President of the Corsican Assembly
- In office 20 August 1982 – 24 August 1984
- Preceded by: Position established
- Succeeded by: Jean-Paul de Rocca Serra

Mayor of Albertacce
- In office 21 March 1965 – 1985

Departmental Councillor of Corsica

Assembly Member for Calacuccia
- In office 24 April 1955 – 30 September 1973

Personal details
- Born: 17 June 1920 Albertacce, Corsica, France
- Died: 15 March 1991 (aged 70) Albertacce, Corsica, France
- Party: Radical Left Movement

= Prosper Alfonsi =

Prosper Alfonsi (17 June 1920 – 15 March 1991) was a Corsican politician who served as the first president of the Corsican Assembly from 1982 to 1984.

Born in Albertacce, a village in northern Corsica, Alfonsi operated as a shopkeeper in the town for most of his early life. In the 1955 cantonal elections, Alfonsi was elected departmental councillor of Corsica (then one department), and was elected mayor of his hometown ten years later.

Following the 1982 Corsican territorial election, the first elections held for the Corsican Assembly following the Defferre accords, Alfonsi was elected president of the Corsican Assembly by a fragile left-wing coalition that formed immediately following the elections.
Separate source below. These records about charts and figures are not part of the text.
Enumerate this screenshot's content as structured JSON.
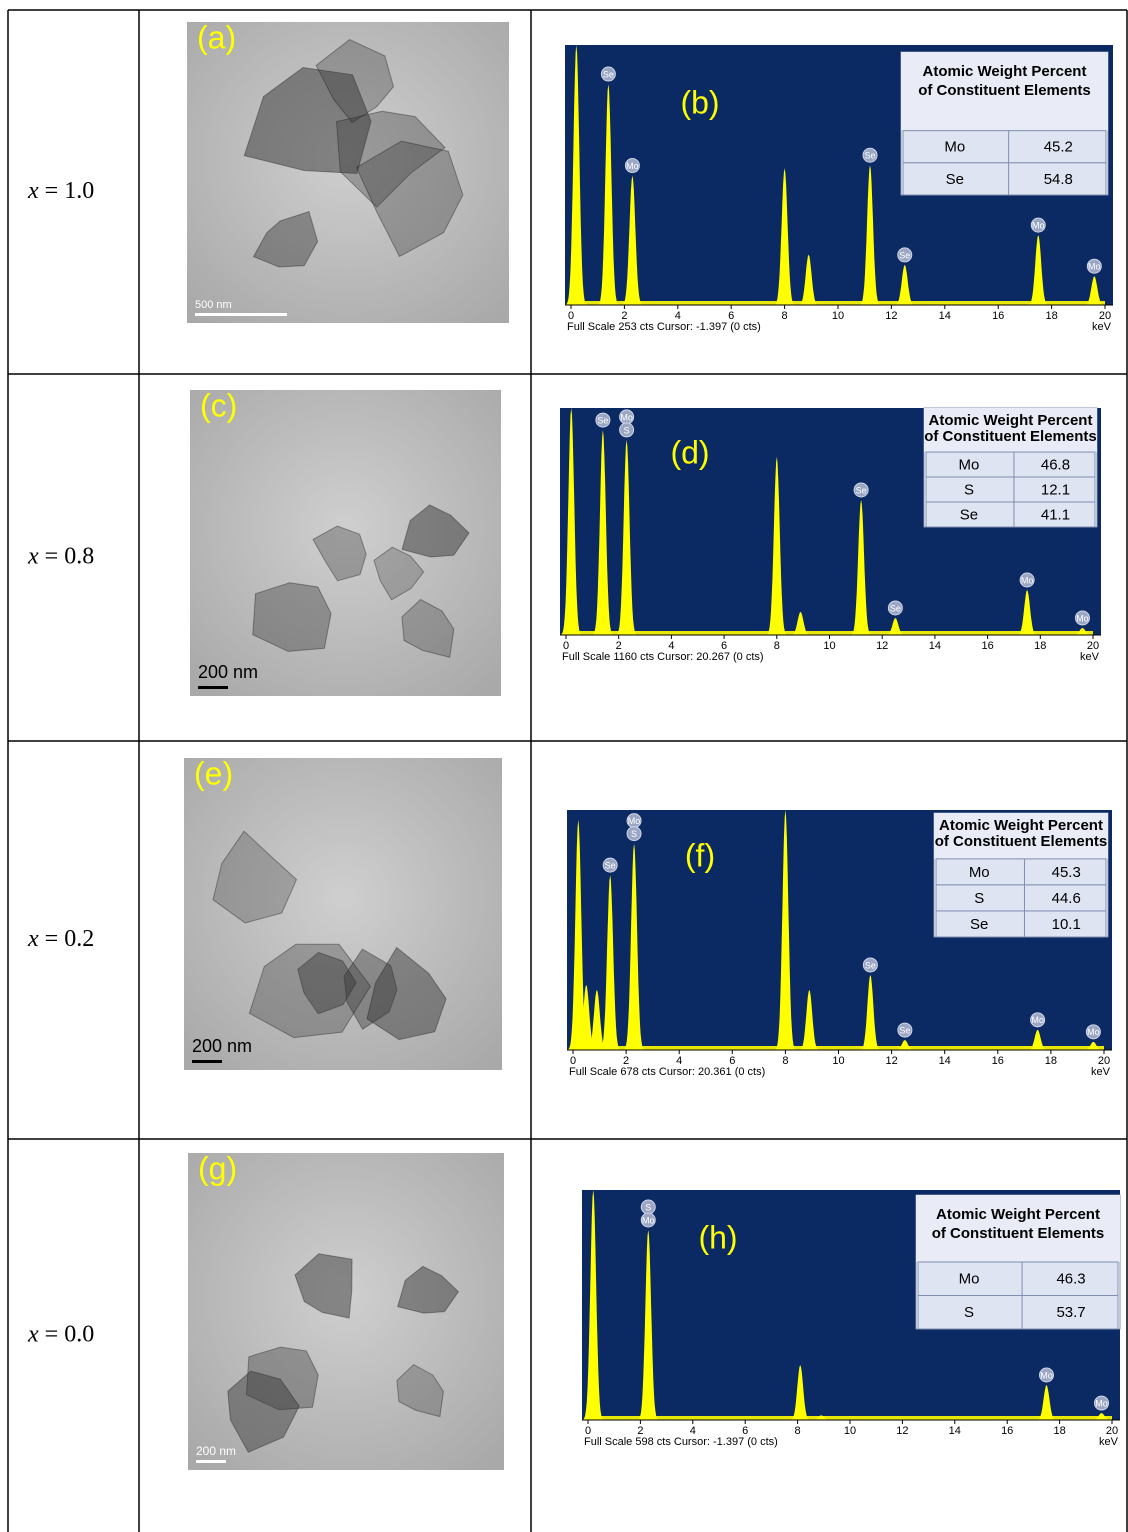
{
  "rows": [
    {
      "label": {
        "variable": "x",
        "value": "= 1.0"
      },
      "tem": {
        "panel": "(a)",
        "scale_bar": "500 nm"
      },
      "eds": {
        "panel": "(b)",
        "table": {
          "header": [
            "Atomic Weight Percent",
            "of Constituent Elements"
          ],
          "rows": [
            [
              "Mo",
              45.2
            ],
            [
              "Se",
              54.8
            ]
          ]
        },
        "xlim": [
          0,
          20
        ],
        "xticks": [
          0,
          2,
          4,
          6,
          8,
          10,
          12,
          14,
          16,
          18,
          20
        ],
        "x_unit": "keV",
        "ylim": [
          0,
          253
        ],
        "footer": "Full Scale 253 cts Cursor: -1.397 (0 cts)",
        "peaks": [
          {
            "x": 0.2,
            "counts": 253
          },
          {
            "x": 1.4,
            "counts": 215,
            "labels": [
              "Se"
            ]
          },
          {
            "x": 2.3,
            "counts": 126,
            "labels": [
              "Mo"
            ]
          },
          {
            "x": 8.0,
            "counts": 133
          },
          {
            "x": 8.9,
            "counts": 49
          },
          {
            "x": 11.2,
            "counts": 136,
            "labels": [
              "Se"
            ]
          },
          {
            "x": 12.5,
            "counts": 39,
            "labels": [
              "Se"
            ]
          },
          {
            "x": 17.5,
            "counts": 68,
            "labels": [
              "Mo"
            ]
          },
          {
            "x": 19.6,
            "counts": 28,
            "labels": [
              "Mo"
            ]
          }
        ]
      }
    },
    {
      "label": {
        "variable": "x",
        "value": "= 0.8"
      },
      "tem": {
        "panel": "(c)",
        "scale_bar": "200 nm"
      },
      "eds": {
        "panel": "(d)",
        "table": {
          "header": [
            "Atomic Weight Percent",
            "of Constituent Elements"
          ],
          "rows": [
            [
              "Mo",
              46.8
            ],
            [
              "S",
              12.1
            ],
            [
              "Se",
              41.1
            ]
          ]
        },
        "xlim": [
          0,
          20
        ],
        "xticks": [
          0,
          2,
          4,
          6,
          8,
          10,
          12,
          14,
          16,
          18,
          20
        ],
        "x_unit": "keV",
        "ylim": [
          0,
          1160
        ],
        "footer": "Full Scale 1160 cts Cursor: 20.267 (0 cts)",
        "peaks": [
          {
            "x": 0.2,
            "counts": 1160
          },
          {
            "x": 1.4,
            "counts": 1047,
            "labels": [
              "Se"
            ]
          },
          {
            "x": 2.3,
            "counts": 997,
            "labels": [
              "Mo",
              "S"
            ]
          },
          {
            "x": 8.0,
            "counts": 910
          },
          {
            "x": 8.9,
            "counts": 118
          },
          {
            "x": 11.2,
            "counts": 690,
            "labels": [
              "Se"
            ]
          },
          {
            "x": 12.5,
            "counts": 87,
            "labels": [
              "Se"
            ]
          },
          {
            "x": 17.5,
            "counts": 230,
            "labels": [
              "Mo"
            ]
          },
          {
            "x": 19.6,
            "counts": 36,
            "labels": [
              "Mo"
            ]
          }
        ]
      }
    },
    {
      "label": {
        "variable": "x",
        "value": "= 0.2"
      },
      "tem": {
        "panel": "(e)",
        "scale_bar": "200 nm"
      },
      "eds": {
        "panel": "(f)",
        "table": {
          "header": [
            "Atomic Weight Percent",
            "of Constituent Elements"
          ],
          "rows": [
            [
              "Mo",
              45.3
            ],
            [
              "S",
              44.6
            ],
            [
              "Se",
              10.1
            ]
          ]
        },
        "xlim": [
          0,
          20
        ],
        "xticks": [
          0,
          2,
          4,
          6,
          8,
          10,
          12,
          14,
          16,
          18,
          20
        ],
        "x_unit": "keV",
        "ylim": [
          0,
          678
        ],
        "footer": "Full Scale 678 cts Cursor: 20.361 (0 cts)",
        "peaks": [
          {
            "x": 0.2,
            "counts": 650
          },
          {
            "x": 0.5,
            "counts": 184
          },
          {
            "x": 0.9,
            "counts": 170
          },
          {
            "x": 1.4,
            "counts": 494,
            "labels": [
              "Se"
            ]
          },
          {
            "x": 2.3,
            "counts": 583,
            "labels": [
              "Mo",
              "S"
            ]
          },
          {
            "x": 8.0,
            "counts": 678
          },
          {
            "x": 8.9,
            "counts": 170
          },
          {
            "x": 11.2,
            "counts": 212,
            "labels": [
              "Se"
            ]
          },
          {
            "x": 12.5,
            "counts": 28,
            "labels": [
              "Se"
            ]
          },
          {
            "x": 17.5,
            "counts": 57,
            "labels": [
              "Mo"
            ]
          },
          {
            "x": 19.6,
            "counts": 23,
            "labels": [
              "Mo"
            ]
          }
        ]
      }
    },
    {
      "label": {
        "variable": "x",
        "value": "= 0.0"
      },
      "tem": {
        "panel": "(g)",
        "scale_bar": "200 nm"
      },
      "eds": {
        "panel": "(h)",
        "table": {
          "header": [
            "Atomic Weight Percent",
            "of Constituent Elements"
          ],
          "rows": [
            [
              "Mo",
              46.3
            ],
            [
              "S",
              53.7
            ]
          ]
        },
        "xlim": [
          0,
          20
        ],
        "xticks": [
          0,
          2,
          4,
          6,
          8,
          10,
          12,
          14,
          16,
          18,
          20
        ],
        "x_unit": "keV",
        "ylim": [
          0,
          598
        ],
        "footer": "Full Scale 598 cts Cursor: -1.397 (0 cts)",
        "peaks": [
          {
            "x": 0.2,
            "counts": 598
          },
          {
            "x": 2.3,
            "counts": 494,
            "labels": [
              "S",
              "Mo"
            ]
          },
          {
            "x": 8.1,
            "counts": 143
          },
          {
            "x": 8.9,
            "counts": 12
          },
          {
            "x": 17.5,
            "counts": 91,
            "labels": [
              "Mo"
            ]
          },
          {
            "x": 19.6,
            "counts": 18,
            "labels": [
              "Mo"
            ]
          }
        ]
      }
    }
  ]
}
He caused a fracture within the Corsican division of the Radical Left Movement due to his support for Corsican autonomy and the government recognition of a "Corsican people". Following the collapse of the left-wing coalition and the failure of a budget bill shot down by the right, Alfonsi was advised by interior minister Gaston Defferre (architect of the Corsican government of the time), on 11 May, to dissolve the assembly and hold new elections with a 3% vote threshold for proportional representation within the assembly. The assembly was dissolved on 29 June. Following the 1984 Corsican territorial election, Jean-Paul de Rocca Serra was elected president of the Corsican Assembly, replacing Alfonsi.